Talhaiarn lived in England and in France, but wrote in Welsh. His works included well-known lyrics such as Bugeilio'r Gwenith Gwyn (Watching the Wheat), and Mae Robin yn Swil (Robin is Shy). His bardic name is derived conventionally from the place of his birth, but probably refers also to Talhaearn Tad Awen, a noted 6th-century Welsh poet.

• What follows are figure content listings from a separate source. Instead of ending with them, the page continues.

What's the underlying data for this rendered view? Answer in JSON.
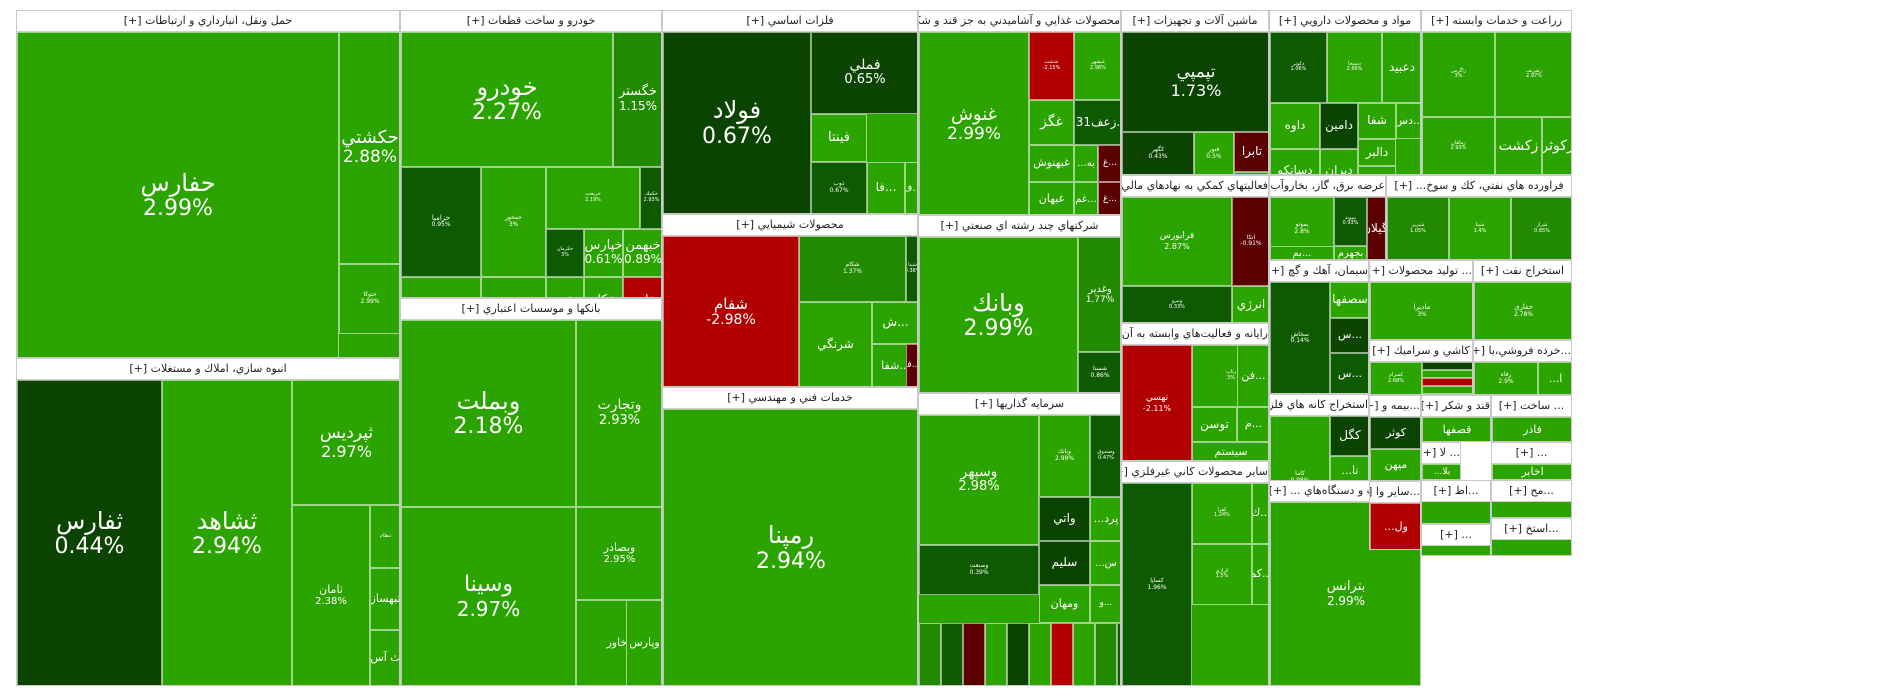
{
  "colors": {
    "bright_green": "#2ba400",
    "mid_green": "#228a00",
    "dark_green": "#0e5a00",
    "deep_green": "#0a4400",
    "red": "#b00000",
    "dark_red": "#5a0000",
    "plus": "[+]"
  },
  "sectors": [
    {
      "name": "حمل ونقل، انبارداري و ارتباطات",
      "tiles": [
        {
          "symbol": "حفارس",
          "pct": "2.99%"
        },
        {
          "symbol": "حكشتي",
          "pct": "2.88%"
        },
        {
          "symbol": "حتوكا",
          "pct": "2.99%"
        }
      ]
    },
    {
      "name": "انبوه سازي، املاك و مستغلات",
      "tiles": [
        {
          "symbol": "ثفارس",
          "pct": "0.44%"
        },
        {
          "symbol": "ثشاهد",
          "pct": "2.94%"
        },
        {
          "symbol": "ثپرديس",
          "pct": "2.97%"
        },
        {
          "symbol": "ثامان",
          "pct": "2.38%"
        },
        {
          "symbol": "ثنظام",
          "pct": ""
        },
        {
          "symbol": "ثبهساز",
          "pct": ""
        },
        {
          "symbol": "ث آس",
          "pct": ""
        }
      ]
    },
    {
      "name": "خودرو و ساخت قطعات",
      "tiles": [
        {
          "symbol": "خودرو",
          "pct": "2.27%"
        },
        {
          "symbol": "خگستر",
          "pct": "1.15%"
        },
        {
          "symbol": "خزاميا",
          "pct": "0.95%"
        },
        {
          "symbol": "خمحور",
          "pct": "3%"
        },
        {
          "symbol": "خريخت",
          "pct": "2.19%"
        },
        {
          "symbol": "خكمك",
          "pct": "2.93%"
        },
        {
          "symbol": "خكرمان",
          "pct": "3%"
        },
        {
          "symbol": "خپارس",
          "pct": "0.61%"
        },
        {
          "symbol": "خبهمن",
          "pct": "0.89%"
        },
        {
          "symbol": "خكار",
          "pct": ""
        },
        {
          "symbol": "خاهن",
          "pct": ""
        },
        {
          "symbol": "خبهمن",
          "pct": ""
        },
        {
          "symbol": "فنر",
          "pct": ""
        },
        {
          "symbol": "...خم",
          "pct": ""
        },
        {
          "symbol": "ختوقا",
          "pct": ""
        },
        {
          "symbol": "ختراك",
          "pct": ""
        },
        {
          "symbol": "خ...",
          "pct": ""
        },
        {
          "symbol": "خ...",
          "pct": ""
        }
      ]
    },
    {
      "name": "بانكها و موسسات اعتباري",
      "tiles": [
        {
          "symbol": "وبملت",
          "pct": "2.18%"
        },
        {
          "symbol": "وتجارت",
          "pct": "2.93%"
        },
        {
          "symbol": "وسينا",
          "pct": "2.97%"
        },
        {
          "symbol": "وبصادر",
          "pct": "2.95%"
        },
        {
          "symbol": "وخاور",
          "pct": ""
        },
        {
          "symbol": "وپست",
          "pct": "2.84%"
        },
        {
          "symbol": "وپارس",
          "pct": ""
        }
      ]
    },
    {
      "name": "فلزات اساسي",
      "tiles": [
        {
          "symbol": "فولاد",
          "pct": "0.67%"
        },
        {
          "symbol": "فملي",
          "pct": "0.65%"
        },
        {
          "symbol": "فخوز",
          "pct": ""
        },
        {
          "symbol": "فينتا",
          "pct": ""
        },
        {
          "symbol": "ذوب",
          "pct": "0.67%"
        },
        {
          "symbol": "فا...",
          "pct": ""
        },
        {
          "symbol": "ف...",
          "pct": ""
        },
        {
          "symbol": "فولاي",
          "pct": ""
        }
      ]
    },
    {
      "name": "محصولات شيميايي",
      "tiles": [
        {
          "symbol": "شفام",
          "pct": "-2.98%"
        },
        {
          "symbol": "شكام",
          "pct": "1.37%"
        },
        {
          "symbol": "شپنا",
          "pct": "0.38%"
        },
        {
          "symbol": "شرنگي",
          "pct": ""
        },
        {
          "symbol": "ش...",
          "pct": ""
        },
        {
          "symbol": "تا...",
          "pct": ""
        },
        {
          "symbol": "زاگرس",
          "pct": "2.96%"
        },
        {
          "symbol": "بوعلي",
          "pct": ""
        },
        {
          "symbol": "شفا...",
          "pct": ""
        },
        {
          "symbol": "فا...",
          "pct": ""
        }
      ]
    },
    {
      "name": "خدمات فني و مهندسي",
      "tiles": [
        {
          "symbol": "رمپنا",
          "pct": "2.94%"
        }
      ]
    },
    {
      "name": "محصولات غذايي و آشاميدني به جز قند و شكر",
      "tiles": [
        {
          "symbol": "غنوش",
          "pct": "2.99%"
        },
        {
          "symbol": "غدشت",
          "pct": "-2.15%"
        },
        {
          "symbol": "غبشهر",
          "pct": "2.96%"
        },
        {
          "symbol": "غگز",
          "pct": ""
        },
        {
          "symbol": "زعف031...",
          "pct": ""
        },
        {
          "symbol": "غبهنوش",
          "pct": ""
        },
        {
          "symbol": "...به",
          "pct": ""
        },
        {
          "symbol": "غ...",
          "pct": ""
        },
        {
          "symbol": "غ...",
          "pct": ""
        },
        {
          "symbol": "غيهان",
          "pct": ""
        },
        {
          "symbol": "غم...",
          "pct": ""
        },
        {
          "symbol": "غپینو",
          "pct": "2.99%"
        },
        {
          "symbol": "غدا...",
          "pct": ""
        },
        {
          "symbol": "غفارس",
          "pct": ""
        }
      ]
    },
    {
      "name": "شركتهاي چند رشته اي صنعتي",
      "tiles": [
        {
          "symbol": "وبانك",
          "pct": "2.99%"
        },
        {
          "symbol": "وغدير",
          "pct": "1.77%"
        },
        {
          "symbol": "شستا",
          "pct": "0.86%"
        }
      ]
    },
    {
      "name": "سرمايه گذاريها",
      "tiles": [
        {
          "symbol": "وسپهر",
          "pct": "2.98%"
        },
        {
          "symbol": "وبانك",
          "pct": "2.99%"
        },
        {
          "symbol": "وصندوق",
          "pct": "0.47%"
        },
        {
          "symbol": "...پرد",
          "pct": ""
        },
        {
          "symbol": "واتي",
          "pct": ""
        },
        {
          "symbol": "سليم",
          "pct": ""
        },
        {
          "symbol": "وصنعت",
          "pct": "0.39%"
        },
        {
          "symbol": "ومهان",
          "pct": ""
        },
        {
          "symbol": "...س",
          "pct": ""
        },
        {
          "symbol": "و...",
          "pct": ""
        }
      ]
    },
    {
      "name": "ماشين آلات و تجهيزات",
      "tiles": [
        {
          "symbol": "تپمپي",
          "pct": "1.73%"
        },
        {
          "symbol": "كگهر",
          "pct": "0.43%"
        },
        {
          "symbol": "فنور",
          "pct": "0.5%"
        },
        {
          "symbol": "تابرا",
          "pct": ""
        },
        {
          "symbol": "وتوشه",
          "pct": ""
        },
        {
          "symbol": "لخزر",
          "pct": ""
        }
      ]
    },
    {
      "name": "فعاليتهاي كمكي به نهادهاي مالي ...",
      "tiles": [
        {
          "symbol": "فرابورس",
          "pct": "2.87%"
        },
        {
          "symbol": "اتكا",
          "pct": "-0.91%"
        },
        {
          "symbol": "ونيرو",
          "pct": "0.33%"
        },
        {
          "symbol": "انرژي",
          "pct": ""
        }
      ]
    },
    {
      "name": "رايانه و فعاليت‌هاي وابسته به آن",
      "tiles": [
        {
          "symbol": "تهسي",
          "pct": "-2.11%"
        },
        {
          "symbol": "رتاپ",
          "pct": "3%"
        },
        {
          "symbol": "فن...",
          "pct": ""
        },
        {
          "symbol": "توسن",
          "pct": ""
        },
        {
          "symbol": "م...",
          "pct": ""
        },
        {
          "symbol": "سيستم",
          "pct": ""
        }
      ]
    },
    {
      "name": "ساير محصولات كاني غيرفلزي",
      "tiles": [
        {
          "symbol": "كساپا",
          "pct": "1.96%"
        },
        {
          "symbol": "كفرا",
          "pct": "1.24%"
        },
        {
          "symbol": "ك...",
          "pct": ""
        },
        {
          "symbol": "كم...",
          "pct": ""
        },
        {
          "symbol": "كرازي",
          "pct": "1.5%"
        }
      ]
    },
    {
      "name": "مواد و محصولات دارويي",
      "tiles": [
        {
          "symbol": "دكوثر",
          "pct": "1.06%"
        },
        {
          "symbol": "دسبحا",
          "pct": "2.66%"
        },
        {
          "symbol": "دعبيد",
          "pct": ""
        },
        {
          "symbol": "داوه",
          "pct": ""
        },
        {
          "symbol": "دامين",
          "pct": ""
        },
        {
          "symbol": "شفا",
          "pct": ""
        },
        {
          "symbol": "دس...",
          "pct": ""
        },
        {
          "symbol": "دسانكو",
          "pct": ""
        },
        {
          "symbol": "ديران",
          "pct": ""
        },
        {
          "symbol": "دالبر",
          "pct": ""
        },
        {
          "symbol": "...بر",
          "pct": ""
        }
      ]
    },
    {
      "name": "زراعت و خدمات وابسته",
      "tiles": [
        {
          "symbol": "زاگرس",
          "pct": "3%"
        },
        {
          "symbol": "زشريف",
          "pct": "2.97%"
        },
        {
          "symbol": "زماهان",
          "pct": "2.93%"
        },
        {
          "symbol": "زكشت",
          "pct": ""
        },
        {
          "symbol": "زكوثر",
          "pct": ""
        },
        {
          "symbol": "زفكا",
          "pct": ""
        }
      ]
    },
    {
      "name": "عرضه برق، گاز، بخاروآب گرم",
      "tiles": [
        {
          "symbol": "بموتو",
          "pct": "2.8%"
        },
        {
          "symbol": "بپيوند",
          "pct": "0.93%"
        },
        {
          "symbol": "بگيلان",
          "pct": ""
        },
        {
          "symbol": "بجهرم",
          "pct": ""
        },
        {
          "symbol": "بم...",
          "pct": ""
        }
      ]
    },
    {
      "name": "فراورده هاي نفتي، كك و سوخ...",
      "tiles": [
        {
          "symbol": "شبريز",
          "pct": "1.05%"
        },
        {
          "symbol": "شپنا",
          "pct": "1.4%"
        },
        {
          "symbol": "شراز",
          "pct": "0.85%"
        }
      ]
    },
    {
      "name": "سيمان، آهك و گچ",
      "tiles": [
        {
          "symbol": "سخاش",
          "pct": "0.14%"
        },
        {
          "symbol": "سصفها",
          "pct": ""
        },
        {
          "symbol": "س...",
          "pct": ""
        },
        {
          "symbol": "س...",
          "pct": ""
        }
      ]
    },
    {
      "name": "... توليد محصولات",
      "tiles": [
        {
          "symbol": "ماديرا",
          "pct": "3%"
        }
      ]
    },
    {
      "name": "استخراج نفت",
      "tiles": [
        {
          "symbol": "حفاري",
          "pct": "2.78%"
        }
      ]
    },
    {
      "name": "كاشي و سراميك",
      "tiles": [
        {
          "symbol": "كسرام",
          "pct": "2.68%"
        }
      ]
    },
    {
      "name": "...خرده فروشي،با",
      "tiles": [
        {
          "symbol": "رفاه",
          "pct": "2.9%"
        },
        {
          "symbol": "...ا",
          "pct": ""
        }
      ]
    },
    {
      "name": "استخراج كانه هاي فلزي",
      "tiles": [
        {
          "symbol": "كاما",
          "pct": "0.98%"
        },
        {
          "symbol": "كگل",
          "pct": ""
        },
        {
          "symbol": "...تا",
          "pct": ""
        },
        {
          "symbol": "كچاد",
          "pct": ""
        }
      ]
    },
    {
      "name": "قند و شكر",
      "tiles": [
        {
          "symbol": "قصفها",
          "pct": ""
        }
      ]
    },
    {
      "name": "... ساخت",
      "tiles": [
        {
          "symbol": "فاذر",
          "pct": ""
        }
      ]
    },
    {
      "name": "...بيمه و",
      "tiles": [
        {
          "symbol": "كوثر",
          "pct": ""
        },
        {
          "symbol": "ميهن",
          "pct": ""
        }
      ]
    },
    {
      "name": "... لا",
      "tiles": [
        {
          "symbol": "...بلا",
          "pct": ""
        }
      ]
    },
    {
      "name": "...",
      "tiles": [
        {
          "symbol": "اخابر",
          "pct": ""
        }
      ]
    },
    {
      "name": "ماشين آلات و دستگاه‌هاي ...",
      "tiles": [
        {
          "symbol": "بترانس",
          "pct": "2.99%"
        }
      ]
    },
    {
      "name": "...ساير وا",
      "tiles": [
        {
          "symbol": "...ول",
          "pct": ""
        }
      ]
    },
    {
      "name": "...مح",
      "tiles": []
    },
    {
      "name": "...اط",
      "tiles": []
    },
    {
      "name": "...استخ",
      "tiles": []
    },
    {
      "name": "...",
      "tiles": []
    }
  ]
}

Although he was accepted into Gorsedd y Beirdd in Bala in 1869, he is known to have failed several times to win the chair at the Eisteddfod. In 1849 at the Aberffraw eisteddfod he rose to his feet to contest the adjudication and defend his defeated awdl. In 1863 at the Swansea eisteddfod he held that the Nonconformist judges were biased against him as an Anglican.

==Publications==
John Jones collaborated with John Thomas on compiling a series of books called "Welsh Melodies with Welsh and English Poetry". It was a collaborative work, with Jones creating the Welsh words, Thomas Oliphant, the artist and musician, writing the English (often not a translation) and John Thomas the Welsh composer and harpist, acting as author. There were four volumes, the first two published in 1862, the third in 1870 and the fourth in 1874.